Don't reinvent the wheel when there's a great model to follow.
Sticking to it: Create an Editorial Calendar
These first four steps lay the groundwork for your content. You now know what you have, what you want, and how often you want post, and who you are targeting.
Now it’s time to detail a plan for content execution! Mapping this information into an editorial calendar puts the brainstorm into an catalogued plan.
Assign Jobs to People
For a small to medium sized, having one or two writers and a reviewer/editor makes a good editorial team.
The latter person should, of course, be a pretty good writer but should also know enough about the business and customer base to make sure the posts are on point. Both editing ability and business knowledge will prove indispensable if you farm out blog writing.
Set Publication Dates
Make sure your editorial calendar has a column for targeted publication dates. In our editorial calendar, we have a “target” and an “publish” date. The first is our goal. The second is the day it actually gets published. This analyze on a weekly basis if we are meeting our goals.
A note on seasonal postings - A Christmas post or an Independence Day post might make absolutely no sense in the B2B space, but holidays aren't the only seasons that matter.
Tip: Plan content around seasonal interests
Customers might encounter seasonal challenges with managing data, customer inquiries, sales, payment processing and so forth. Take those high seasons or low seasons into account. Tax season is a thing, so a couple of tax season posts belong on the publishing calendar at some B2B companies.
Get Outside Help to Stick To Your Calendar
Many marketing teams are inflicted with the same problem: too much to do, not enough time (or resources) to do it.
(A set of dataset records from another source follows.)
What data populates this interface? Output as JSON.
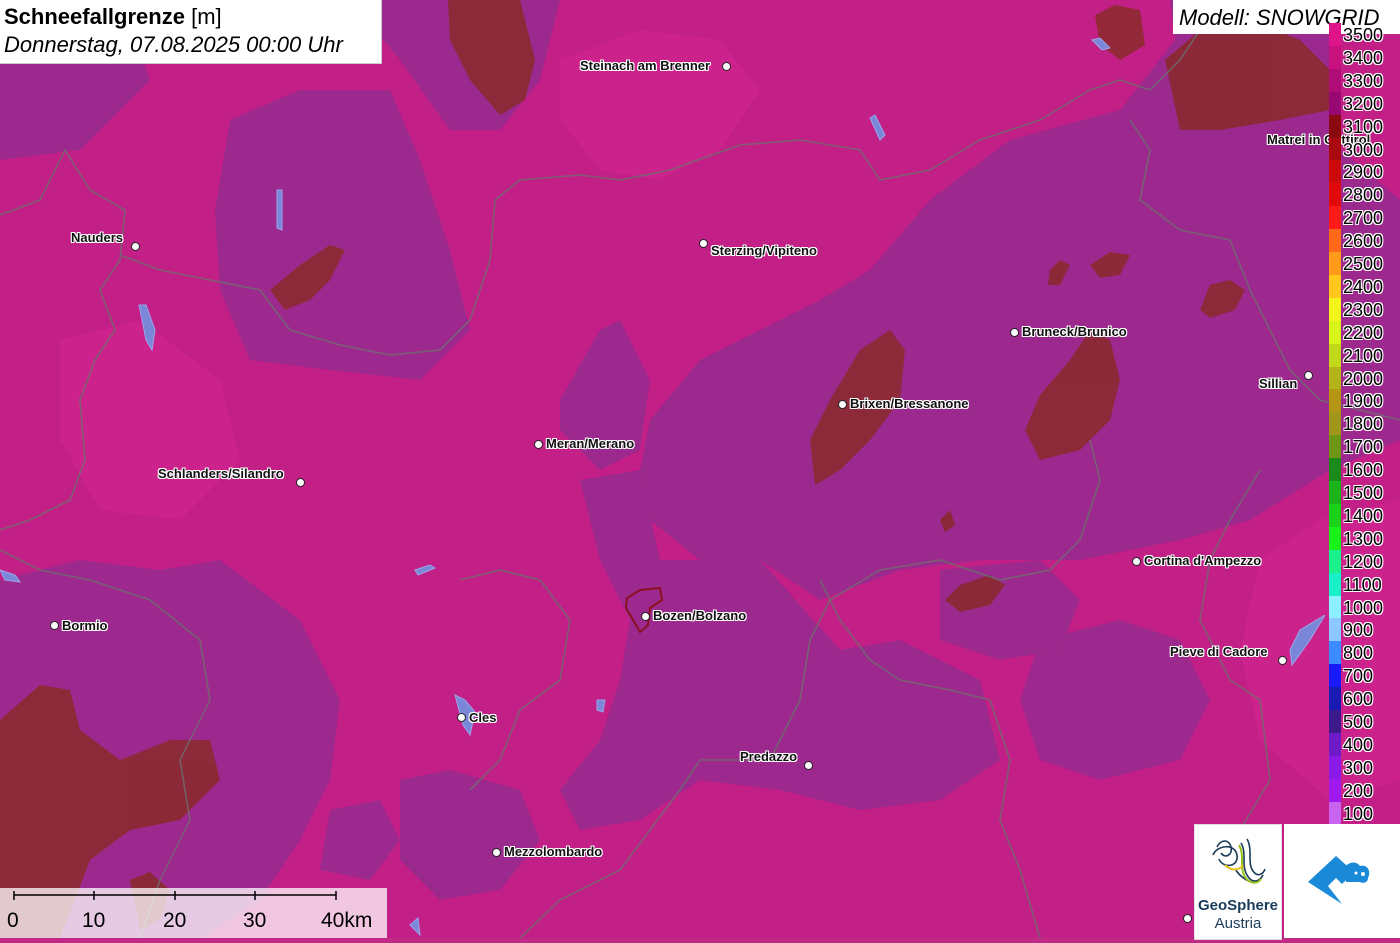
{
  "header": {
    "title_bold": "Schneefallgrenze",
    "title_unit": "[m]",
    "datetime": "Donnerstag, 07.08.2025 00:00 Uhr",
    "model": "Modell: SNOWGRID"
  },
  "cities": [
    {
      "id": "steinach",
      "name": "Steinach am Brenner"
    },
    {
      "id": "nauders",
      "name": "Nauders"
    },
    {
      "id": "sterzing",
      "name": "Sterzing/Vipiteno"
    },
    {
      "id": "matrei",
      "name": "Matrei in Osttirol"
    },
    {
      "id": "bruneck",
      "name": "Bruneck/Brunico"
    },
    {
      "id": "sillian",
      "name": "Sillian"
    },
    {
      "id": "brixen",
      "name": "Brixen/Bressanone"
    },
    {
      "id": "meran",
      "name": "Meran/Merano"
    },
    {
      "id": "schlanders",
      "name": "Schlanders/Silandro"
    },
    {
      "id": "cortina",
      "name": "Cortina d'Ampezzo"
    },
    {
      "id": "bormio",
      "name": "Bormio"
    },
    {
      "id": "bozen",
      "name": "Bozen/Bolzano"
    },
    {
      "id": "pieve",
      "name": "Pieve di Cadore"
    },
    {
      "id": "cles",
      "name": "Cles"
    },
    {
      "id": "predazzo",
      "name": "Predazzo"
    },
    {
      "id": "mezzolombardo",
      "name": "Mezzolombardo"
    }
  ],
  "legend": [
    {
      "label": "3500",
      "color": "#e0148a"
    },
    {
      "label": "3400",
      "color": "#c8107e"
    },
    {
      "label": "3300",
      "color": "#b00c78"
    },
    {
      "label": "3200",
      "color": "#980872"
    },
    {
      "label": "3100",
      "color": "#8a0a10"
    },
    {
      "label": "3000",
      "color": "#a80a10"
    },
    {
      "label": "2900",
      "color": "#cc0a0a"
    },
    {
      "label": "2800",
      "color": "#e00a0a"
    },
    {
      "label": "2700",
      "color": "#ff1a1a"
    },
    {
      "label": "2600",
      "color": "#ff6a1a"
    },
    {
      "label": "2500",
      "color": "#ff9a1a"
    },
    {
      "label": "2400",
      "color": "#ffc81a"
    },
    {
      "label": "2300",
      "color": "#f4f41a"
    },
    {
      "label": "2200",
      "color": "#d8f41a"
    },
    {
      "label": "2100",
      "color": "#c4d81a"
    },
    {
      "label": "2000",
      "color": "#b4b41a"
    },
    {
      "label": "1900",
      "color": "#b49614"
    },
    {
      "label": "1800",
      "color": "#a0961a"
    },
    {
      "label": "1700",
      "color": "#6e9614"
    },
    {
      "label": "1600",
      "color": "#1a8a1a"
    },
    {
      "label": "1500",
      "color": "#1ab41a"
    },
    {
      "label": "1400",
      "color": "#1ad21a"
    },
    {
      "label": "1300",
      "color": "#1af01a"
    },
    {
      "label": "1200",
      "color": "#1af08c"
    },
    {
      "label": "1100",
      "color": "#1af0c8"
    },
    {
      "label": "1000",
      "color": "#8cf0ff"
    },
    {
      "label": "900",
      "color": "#8cc8ff"
    },
    {
      "label": "800",
      "color": "#3c8cff"
    },
    {
      "label": "700",
      "color": "#1a1aff"
    },
    {
      "label": "600",
      "color": "#1a1ab4"
    },
    {
      "label": "500",
      "color": "#3c1a8c"
    },
    {
      "label": "400",
      "color": "#6e1ac8"
    },
    {
      "label": "300",
      "color": "#8c1ae6"
    },
    {
      "label": "200",
      "color": "#a01af0"
    },
    {
      "label": "100",
      "color": "#c864f0"
    }
  ],
  "scale_bar": {
    "labels": [
      "0",
      "10",
      "20",
      "30",
      "40km"
    ]
  },
  "logos": {
    "geosphere_line1": "GeoSphere",
    "geosphere_line2": "Austria"
  }
}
But this doesn’t have to slow your blogging to a grinding halt.
If your team is pressed for resources and is simply not getting it done, consider an extra set of hands.
Outsource the Writing
These writing services are iterative - so your team will have to provide feedback to the writer to get it up to par. But you can plan ahead to keep your writer better informed. We suggest:
- Supplying the writer with your company’s writing style guide
- Including a short outline of the content you want to include
- Including specific internal and external links you want to include
- Specifying keywords to optimize the post
“But an outsider can’t write with the same subject matter expertise that we do”
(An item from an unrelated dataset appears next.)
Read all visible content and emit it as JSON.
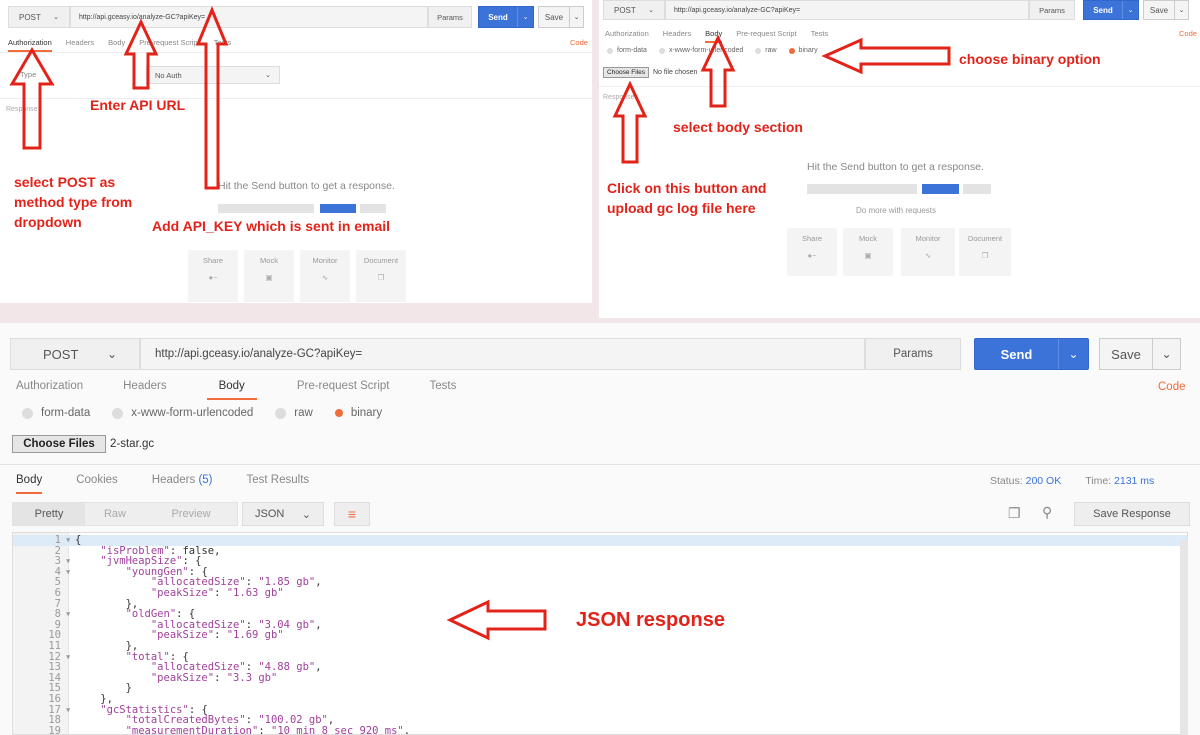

To a certain extent, this is true. But a good writer will research the topic and work to adopt your style. As we said above, a little prepping of your writer will go a long way.
Now, Start Executing:
You should now be ready to compile a list of past topics and angles on those topics and write a list of new topics. You should also have an idea of how often to post where, and what your different customers would like to know. You also have an idea of how and where to acquire content.